Search code examples
pythontensorflowmean-square-error

Keras MeanSquaredError calculate loss per individual sample


I'm trying to get the MeanSquaredError of each individal sample in my tensors.

Here is some sample code to show my problem.

src = np.random.uniform(size=(2, 5, 10))
tgt = np.random.uniform(size=(2, 5, 10))
srcTF = tf.convert_to_tensor(src)
tgtTF = tf.convert_to_tensor(tgt)
print(srcTF, tgtTF)

lf = tf.keras.losses.MeanSquaredError(reduction=tf.compat.v1.losses.Reduction.NONE)

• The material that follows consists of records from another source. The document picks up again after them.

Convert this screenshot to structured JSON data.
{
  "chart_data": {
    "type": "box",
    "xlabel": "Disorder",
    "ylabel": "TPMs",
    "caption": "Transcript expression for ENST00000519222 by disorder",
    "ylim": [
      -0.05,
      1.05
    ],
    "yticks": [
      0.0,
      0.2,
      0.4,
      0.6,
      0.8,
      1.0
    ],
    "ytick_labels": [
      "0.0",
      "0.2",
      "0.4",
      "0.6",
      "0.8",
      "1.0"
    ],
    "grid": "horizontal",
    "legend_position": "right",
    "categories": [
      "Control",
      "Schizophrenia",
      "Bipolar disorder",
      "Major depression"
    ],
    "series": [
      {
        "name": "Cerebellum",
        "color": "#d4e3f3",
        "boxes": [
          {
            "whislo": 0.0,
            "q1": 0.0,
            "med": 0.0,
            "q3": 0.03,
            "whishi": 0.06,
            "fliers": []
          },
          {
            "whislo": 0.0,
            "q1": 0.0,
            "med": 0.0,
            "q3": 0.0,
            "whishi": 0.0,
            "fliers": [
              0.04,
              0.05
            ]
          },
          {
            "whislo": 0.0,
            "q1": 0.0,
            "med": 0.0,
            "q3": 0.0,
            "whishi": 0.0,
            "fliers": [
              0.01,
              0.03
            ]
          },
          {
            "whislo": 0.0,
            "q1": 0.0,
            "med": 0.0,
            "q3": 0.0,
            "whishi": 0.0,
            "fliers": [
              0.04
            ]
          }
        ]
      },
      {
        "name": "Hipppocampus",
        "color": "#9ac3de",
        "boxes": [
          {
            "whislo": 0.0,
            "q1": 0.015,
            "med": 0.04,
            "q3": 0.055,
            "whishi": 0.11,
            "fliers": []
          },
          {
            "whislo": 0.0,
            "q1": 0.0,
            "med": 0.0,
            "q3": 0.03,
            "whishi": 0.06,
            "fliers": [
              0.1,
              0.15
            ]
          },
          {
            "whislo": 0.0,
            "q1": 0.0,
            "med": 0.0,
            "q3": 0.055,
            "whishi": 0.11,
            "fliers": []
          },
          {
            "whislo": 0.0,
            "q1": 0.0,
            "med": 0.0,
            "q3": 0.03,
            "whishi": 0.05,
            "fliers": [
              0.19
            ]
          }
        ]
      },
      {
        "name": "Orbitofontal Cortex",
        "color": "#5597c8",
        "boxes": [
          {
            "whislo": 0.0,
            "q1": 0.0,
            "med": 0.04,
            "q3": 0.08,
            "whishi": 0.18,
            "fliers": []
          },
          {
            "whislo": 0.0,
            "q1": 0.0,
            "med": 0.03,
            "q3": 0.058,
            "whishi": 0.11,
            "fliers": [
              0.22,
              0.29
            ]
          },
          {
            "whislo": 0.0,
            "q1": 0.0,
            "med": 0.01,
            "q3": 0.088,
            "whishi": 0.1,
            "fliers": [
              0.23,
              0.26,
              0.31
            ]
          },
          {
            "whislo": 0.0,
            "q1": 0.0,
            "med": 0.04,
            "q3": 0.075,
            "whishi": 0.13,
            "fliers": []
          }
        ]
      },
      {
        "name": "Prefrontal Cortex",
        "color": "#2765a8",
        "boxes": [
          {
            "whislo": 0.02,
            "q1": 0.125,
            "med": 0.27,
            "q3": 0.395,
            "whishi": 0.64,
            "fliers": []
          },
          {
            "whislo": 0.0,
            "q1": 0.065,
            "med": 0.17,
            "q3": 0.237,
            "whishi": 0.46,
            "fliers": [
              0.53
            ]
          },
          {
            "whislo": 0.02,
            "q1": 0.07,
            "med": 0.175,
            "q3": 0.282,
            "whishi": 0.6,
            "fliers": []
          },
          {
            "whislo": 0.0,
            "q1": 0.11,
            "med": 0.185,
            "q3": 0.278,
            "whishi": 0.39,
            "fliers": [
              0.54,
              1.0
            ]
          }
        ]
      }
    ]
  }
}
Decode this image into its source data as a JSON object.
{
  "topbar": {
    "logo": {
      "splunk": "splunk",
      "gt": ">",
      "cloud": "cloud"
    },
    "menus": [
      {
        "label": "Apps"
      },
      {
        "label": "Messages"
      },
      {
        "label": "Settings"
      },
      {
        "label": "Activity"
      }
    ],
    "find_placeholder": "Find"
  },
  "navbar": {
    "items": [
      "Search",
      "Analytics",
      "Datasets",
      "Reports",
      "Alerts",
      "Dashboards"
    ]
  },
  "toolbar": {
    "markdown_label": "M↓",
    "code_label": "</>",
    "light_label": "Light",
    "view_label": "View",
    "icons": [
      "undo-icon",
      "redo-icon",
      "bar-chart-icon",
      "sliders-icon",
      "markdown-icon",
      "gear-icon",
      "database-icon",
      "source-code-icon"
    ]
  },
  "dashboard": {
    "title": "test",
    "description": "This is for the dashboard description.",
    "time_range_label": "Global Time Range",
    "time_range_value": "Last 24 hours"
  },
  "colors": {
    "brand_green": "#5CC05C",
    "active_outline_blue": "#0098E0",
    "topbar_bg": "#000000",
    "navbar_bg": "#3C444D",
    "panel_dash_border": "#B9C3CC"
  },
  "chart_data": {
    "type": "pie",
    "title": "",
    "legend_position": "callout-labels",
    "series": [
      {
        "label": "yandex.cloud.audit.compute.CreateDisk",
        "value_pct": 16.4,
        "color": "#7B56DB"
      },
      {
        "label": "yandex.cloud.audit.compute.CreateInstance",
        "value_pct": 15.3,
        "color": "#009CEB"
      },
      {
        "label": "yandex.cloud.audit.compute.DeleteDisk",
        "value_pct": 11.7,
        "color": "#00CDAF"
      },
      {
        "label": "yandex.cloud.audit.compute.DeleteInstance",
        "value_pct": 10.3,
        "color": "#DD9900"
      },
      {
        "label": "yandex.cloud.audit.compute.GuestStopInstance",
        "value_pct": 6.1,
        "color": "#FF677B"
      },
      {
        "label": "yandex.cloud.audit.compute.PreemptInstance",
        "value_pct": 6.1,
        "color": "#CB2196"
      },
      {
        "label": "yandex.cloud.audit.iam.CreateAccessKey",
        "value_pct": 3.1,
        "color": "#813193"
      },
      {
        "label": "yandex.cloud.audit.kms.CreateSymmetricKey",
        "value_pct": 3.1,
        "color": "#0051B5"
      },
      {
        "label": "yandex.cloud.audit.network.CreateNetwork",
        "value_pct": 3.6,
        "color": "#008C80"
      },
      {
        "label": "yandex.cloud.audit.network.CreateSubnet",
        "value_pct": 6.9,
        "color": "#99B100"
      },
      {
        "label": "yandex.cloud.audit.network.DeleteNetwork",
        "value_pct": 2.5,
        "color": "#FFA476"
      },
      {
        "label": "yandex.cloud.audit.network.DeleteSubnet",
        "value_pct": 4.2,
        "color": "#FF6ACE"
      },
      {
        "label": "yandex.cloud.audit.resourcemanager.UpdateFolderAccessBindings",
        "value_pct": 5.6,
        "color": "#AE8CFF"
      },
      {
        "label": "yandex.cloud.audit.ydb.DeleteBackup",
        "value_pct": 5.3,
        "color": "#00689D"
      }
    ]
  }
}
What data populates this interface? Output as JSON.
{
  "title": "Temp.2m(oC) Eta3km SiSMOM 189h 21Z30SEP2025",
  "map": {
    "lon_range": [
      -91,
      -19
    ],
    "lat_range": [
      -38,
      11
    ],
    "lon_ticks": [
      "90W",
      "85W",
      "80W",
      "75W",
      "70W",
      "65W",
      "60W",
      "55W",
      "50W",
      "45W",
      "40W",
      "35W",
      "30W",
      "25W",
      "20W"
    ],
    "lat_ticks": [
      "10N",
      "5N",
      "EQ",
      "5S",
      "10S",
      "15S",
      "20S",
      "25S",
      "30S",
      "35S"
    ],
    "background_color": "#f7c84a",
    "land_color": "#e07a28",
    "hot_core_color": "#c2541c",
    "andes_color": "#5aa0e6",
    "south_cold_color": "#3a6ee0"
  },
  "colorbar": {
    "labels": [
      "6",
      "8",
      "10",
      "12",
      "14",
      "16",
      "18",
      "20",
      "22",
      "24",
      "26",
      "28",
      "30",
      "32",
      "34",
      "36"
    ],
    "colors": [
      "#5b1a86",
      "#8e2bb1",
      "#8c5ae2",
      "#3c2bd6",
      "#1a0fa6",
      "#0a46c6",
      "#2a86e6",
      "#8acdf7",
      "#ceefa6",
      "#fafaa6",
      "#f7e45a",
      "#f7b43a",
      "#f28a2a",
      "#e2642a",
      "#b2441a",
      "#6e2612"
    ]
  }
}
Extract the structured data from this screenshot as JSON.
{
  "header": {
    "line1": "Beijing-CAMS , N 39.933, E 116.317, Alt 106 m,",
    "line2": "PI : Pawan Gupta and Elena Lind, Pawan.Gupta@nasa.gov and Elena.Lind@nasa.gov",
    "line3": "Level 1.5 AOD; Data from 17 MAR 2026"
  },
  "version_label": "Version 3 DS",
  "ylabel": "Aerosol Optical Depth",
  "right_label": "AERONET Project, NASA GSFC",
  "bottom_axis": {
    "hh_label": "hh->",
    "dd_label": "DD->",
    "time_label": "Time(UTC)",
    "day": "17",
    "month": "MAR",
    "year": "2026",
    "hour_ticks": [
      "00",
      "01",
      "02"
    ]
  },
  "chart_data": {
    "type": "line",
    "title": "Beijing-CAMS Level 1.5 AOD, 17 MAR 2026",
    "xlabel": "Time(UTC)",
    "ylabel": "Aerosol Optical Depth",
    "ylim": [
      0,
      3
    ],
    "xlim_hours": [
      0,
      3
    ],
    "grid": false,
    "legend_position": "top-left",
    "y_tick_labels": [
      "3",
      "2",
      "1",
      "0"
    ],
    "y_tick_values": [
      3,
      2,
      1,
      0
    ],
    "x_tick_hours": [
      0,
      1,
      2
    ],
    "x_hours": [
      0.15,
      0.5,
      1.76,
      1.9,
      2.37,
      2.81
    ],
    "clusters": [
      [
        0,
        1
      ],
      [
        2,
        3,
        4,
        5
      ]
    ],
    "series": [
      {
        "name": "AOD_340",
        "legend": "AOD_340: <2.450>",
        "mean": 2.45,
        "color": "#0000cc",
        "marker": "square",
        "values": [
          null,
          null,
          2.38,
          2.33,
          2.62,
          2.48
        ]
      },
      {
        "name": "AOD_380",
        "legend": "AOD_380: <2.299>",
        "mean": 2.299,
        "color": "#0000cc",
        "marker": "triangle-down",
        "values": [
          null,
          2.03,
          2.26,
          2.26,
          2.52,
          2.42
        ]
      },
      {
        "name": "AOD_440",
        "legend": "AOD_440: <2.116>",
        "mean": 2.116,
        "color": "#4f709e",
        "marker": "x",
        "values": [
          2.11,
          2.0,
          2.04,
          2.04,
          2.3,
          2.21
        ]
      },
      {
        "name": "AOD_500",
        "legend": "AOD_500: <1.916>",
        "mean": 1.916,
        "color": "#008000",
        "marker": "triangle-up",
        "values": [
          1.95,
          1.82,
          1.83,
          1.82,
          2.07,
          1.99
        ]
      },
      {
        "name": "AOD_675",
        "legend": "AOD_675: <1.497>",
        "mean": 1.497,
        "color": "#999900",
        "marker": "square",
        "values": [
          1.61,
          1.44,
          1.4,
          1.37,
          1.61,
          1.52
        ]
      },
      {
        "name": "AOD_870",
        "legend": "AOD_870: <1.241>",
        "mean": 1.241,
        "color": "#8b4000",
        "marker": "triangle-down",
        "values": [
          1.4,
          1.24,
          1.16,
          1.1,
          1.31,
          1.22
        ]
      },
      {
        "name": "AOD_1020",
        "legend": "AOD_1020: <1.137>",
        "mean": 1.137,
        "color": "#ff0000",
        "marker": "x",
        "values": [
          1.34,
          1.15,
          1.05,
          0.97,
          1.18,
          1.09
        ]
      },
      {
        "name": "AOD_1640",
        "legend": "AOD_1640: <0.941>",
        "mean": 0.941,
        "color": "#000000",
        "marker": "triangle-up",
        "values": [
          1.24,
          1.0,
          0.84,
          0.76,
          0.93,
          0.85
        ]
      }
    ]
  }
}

flowResults = lf(srcTF, tgtTF)
print(flowResults)

Here are the results:

(2, 5, 10) (2, 5, 10)
(2, 5)

I want to keep all the original dimensions of my tensors, and just calculate loss on the individual samples. Is there a way to do this in Tensorflow? Note that pytorch's torch.nn.MSELoss(reduction = 'none') does exactly what I want, so is there an alternative that's more like that?


Solution

  • Here is a way to do it:

    [ins] In [97]: mse = tf.keras.losses.MSE(tf.expand_dims(srcTF, axis=-1) , tf.expand_dims(tgtTF, axis=-1))                                                                 
                                                                                                                                                                                
    [ins] In [98]: mse.shape                                                                                                                                                    
    Out[98]: TensorShape([2, 5, 10])       
    
    

    I think the key here is samples. Since MSE is being computed on the last axis, you lose that axis as that's what's being "reduced". Each point in that five dimensional vector represents the mean squared error of the 10 dimensions in the last axis. So in order to get back the original shape, essentially, we have to do the MSE of each scalar, for which we need to expand the dimensions. Essentially, we are saying that (2, 5, 10) is the number of batches we have, and each scalar is our sample/prediction, which is what tf.expand_dims(<tensor>, -1) accomplishes.